HIPERPAV software, which determines early-age behavior in portland cement concrete, has been offered free since its first release in 1996. Two more versions have come and gone, and the momentum has been touch-and-go with contractors for over a decade. Actually, it has been more on the touchy side. I saw an hour of this sensitivity at the latest American Concrete Pavement Association annual meeting in Florida. George Delano of Granite Construction Inc. opened his session titled HIPERPAV: A Contractor’s Perspective with a strong, yet equally harsh, pubic-service announcement. When he asked how many people knew of the software, just about every hand waved. When he then asked how many used it, just one was left dangling. Comments about the software’s shortcomings were now being raised. One contractor wished the technology showed the effects of live traffic load. Another hoped a future version would include ternary mixes.

The doubt was prominent, until Delano made his own marketing pitch that was created with one elementary tool: real life. The state of California recently came out with a new requirement that calls for all road construction projects to have a Pavement Early Age Crack Mitigation System. This requires the prime to submit an analysis before the start of every working day, and it must use the HIPERPAV software. Delano’s real life without HIPERPAV story played out on Granite’s Highway 99 Atwater project. There, crews first paved in September before taking a break and returning in October. Welcoming them back were cracks of all varieties. It was later determined that thermal shrinkage and high restraint from a lean concrete base caused the breakdown, and cost the contractor $50,000 to fix. Delano said the mix was revised with less fly ash, an important step that HIPERPAV would have revealed. Granite is now using the software at bid time to determine if the required mix will do the job.

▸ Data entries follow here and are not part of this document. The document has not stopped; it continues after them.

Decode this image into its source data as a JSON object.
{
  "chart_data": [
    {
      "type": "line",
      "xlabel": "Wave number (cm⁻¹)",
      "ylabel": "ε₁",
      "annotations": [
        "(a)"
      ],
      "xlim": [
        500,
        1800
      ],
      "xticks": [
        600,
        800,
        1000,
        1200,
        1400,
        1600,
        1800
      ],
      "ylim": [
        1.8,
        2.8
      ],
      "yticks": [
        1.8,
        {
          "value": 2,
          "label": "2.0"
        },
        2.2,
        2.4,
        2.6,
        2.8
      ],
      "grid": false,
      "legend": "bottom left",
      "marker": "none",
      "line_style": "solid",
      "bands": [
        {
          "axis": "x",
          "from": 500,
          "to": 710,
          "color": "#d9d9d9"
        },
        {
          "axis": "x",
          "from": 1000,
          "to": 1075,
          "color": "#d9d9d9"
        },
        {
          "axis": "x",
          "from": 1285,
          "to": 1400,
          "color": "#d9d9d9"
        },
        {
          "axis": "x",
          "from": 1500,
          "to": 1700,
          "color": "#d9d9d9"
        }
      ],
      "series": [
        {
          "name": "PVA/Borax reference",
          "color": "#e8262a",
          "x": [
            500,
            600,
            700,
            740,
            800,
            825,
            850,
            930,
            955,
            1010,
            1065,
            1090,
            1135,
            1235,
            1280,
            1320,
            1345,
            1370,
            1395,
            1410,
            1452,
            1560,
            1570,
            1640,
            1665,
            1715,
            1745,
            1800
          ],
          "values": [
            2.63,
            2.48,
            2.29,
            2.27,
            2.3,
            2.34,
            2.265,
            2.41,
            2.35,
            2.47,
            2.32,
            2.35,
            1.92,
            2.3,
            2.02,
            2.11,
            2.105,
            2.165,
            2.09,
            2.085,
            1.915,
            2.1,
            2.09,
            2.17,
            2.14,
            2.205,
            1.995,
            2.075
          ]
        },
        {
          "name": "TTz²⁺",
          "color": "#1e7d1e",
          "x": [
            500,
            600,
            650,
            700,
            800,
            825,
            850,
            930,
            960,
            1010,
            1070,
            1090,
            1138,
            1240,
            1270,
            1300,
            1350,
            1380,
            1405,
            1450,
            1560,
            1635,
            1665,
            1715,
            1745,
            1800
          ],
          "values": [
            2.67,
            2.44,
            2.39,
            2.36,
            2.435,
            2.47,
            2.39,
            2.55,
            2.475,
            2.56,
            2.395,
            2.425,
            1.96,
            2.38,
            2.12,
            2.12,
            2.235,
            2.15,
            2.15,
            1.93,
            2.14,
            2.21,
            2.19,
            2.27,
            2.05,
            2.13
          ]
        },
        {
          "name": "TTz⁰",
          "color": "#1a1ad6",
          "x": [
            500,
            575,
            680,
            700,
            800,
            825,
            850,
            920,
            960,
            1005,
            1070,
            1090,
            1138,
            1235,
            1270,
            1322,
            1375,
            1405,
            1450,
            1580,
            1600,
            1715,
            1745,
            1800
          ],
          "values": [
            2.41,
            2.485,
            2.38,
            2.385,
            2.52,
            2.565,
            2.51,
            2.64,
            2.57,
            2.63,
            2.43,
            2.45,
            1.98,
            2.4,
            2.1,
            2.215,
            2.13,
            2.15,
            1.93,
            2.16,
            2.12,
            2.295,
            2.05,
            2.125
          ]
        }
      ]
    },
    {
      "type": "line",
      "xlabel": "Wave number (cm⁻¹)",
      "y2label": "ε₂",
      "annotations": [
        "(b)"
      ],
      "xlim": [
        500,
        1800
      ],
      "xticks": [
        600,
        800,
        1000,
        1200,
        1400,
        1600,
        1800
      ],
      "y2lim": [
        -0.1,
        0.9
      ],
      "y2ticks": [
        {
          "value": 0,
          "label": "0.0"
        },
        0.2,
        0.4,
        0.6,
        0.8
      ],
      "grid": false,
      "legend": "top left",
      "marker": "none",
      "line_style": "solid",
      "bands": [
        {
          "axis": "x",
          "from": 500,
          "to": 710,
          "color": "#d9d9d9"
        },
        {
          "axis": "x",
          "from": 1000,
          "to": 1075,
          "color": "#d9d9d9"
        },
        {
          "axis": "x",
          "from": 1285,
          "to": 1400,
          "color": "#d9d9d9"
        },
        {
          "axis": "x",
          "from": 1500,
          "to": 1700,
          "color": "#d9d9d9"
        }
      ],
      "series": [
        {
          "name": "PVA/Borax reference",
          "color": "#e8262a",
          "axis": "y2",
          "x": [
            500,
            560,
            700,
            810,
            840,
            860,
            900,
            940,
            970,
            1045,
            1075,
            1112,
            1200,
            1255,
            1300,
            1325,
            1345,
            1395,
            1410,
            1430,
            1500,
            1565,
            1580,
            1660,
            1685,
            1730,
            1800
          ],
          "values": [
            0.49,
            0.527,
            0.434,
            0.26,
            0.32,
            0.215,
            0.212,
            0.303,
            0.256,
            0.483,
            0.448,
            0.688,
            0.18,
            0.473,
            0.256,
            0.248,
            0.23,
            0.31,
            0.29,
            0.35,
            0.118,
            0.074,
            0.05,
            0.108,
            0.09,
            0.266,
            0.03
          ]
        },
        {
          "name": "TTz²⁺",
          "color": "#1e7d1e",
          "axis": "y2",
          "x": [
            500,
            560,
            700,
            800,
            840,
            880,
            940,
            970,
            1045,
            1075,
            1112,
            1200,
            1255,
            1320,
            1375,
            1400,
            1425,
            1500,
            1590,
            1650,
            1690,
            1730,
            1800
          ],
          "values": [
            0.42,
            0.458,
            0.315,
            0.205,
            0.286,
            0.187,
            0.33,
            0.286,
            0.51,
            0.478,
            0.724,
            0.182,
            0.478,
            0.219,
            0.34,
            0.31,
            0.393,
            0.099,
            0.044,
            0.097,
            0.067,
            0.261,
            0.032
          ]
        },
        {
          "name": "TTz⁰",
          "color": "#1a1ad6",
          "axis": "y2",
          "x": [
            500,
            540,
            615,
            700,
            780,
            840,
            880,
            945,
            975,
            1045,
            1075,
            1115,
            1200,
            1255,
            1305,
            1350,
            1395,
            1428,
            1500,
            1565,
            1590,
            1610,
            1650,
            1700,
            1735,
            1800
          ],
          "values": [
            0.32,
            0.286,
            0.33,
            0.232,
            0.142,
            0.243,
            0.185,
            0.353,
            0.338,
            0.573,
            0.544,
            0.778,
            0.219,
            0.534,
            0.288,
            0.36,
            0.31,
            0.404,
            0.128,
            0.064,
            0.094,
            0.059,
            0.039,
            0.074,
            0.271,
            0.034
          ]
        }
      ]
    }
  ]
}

When a new concoction is served, this industry continues to take a long pause before taking a sip. What the FHWA needs to do is hold a series of seminars across the U.S. to shake all the uncertainty out. At the beginning of these sessions should be an open forum, where contractors can voice their reservations (and possible enhancements) to the FHWA. Those at the state level also need to be involved, and perhaps in no time both sides will be filling their cups with this technology. I wouldn’t recommend keeping this sales pitch on paper.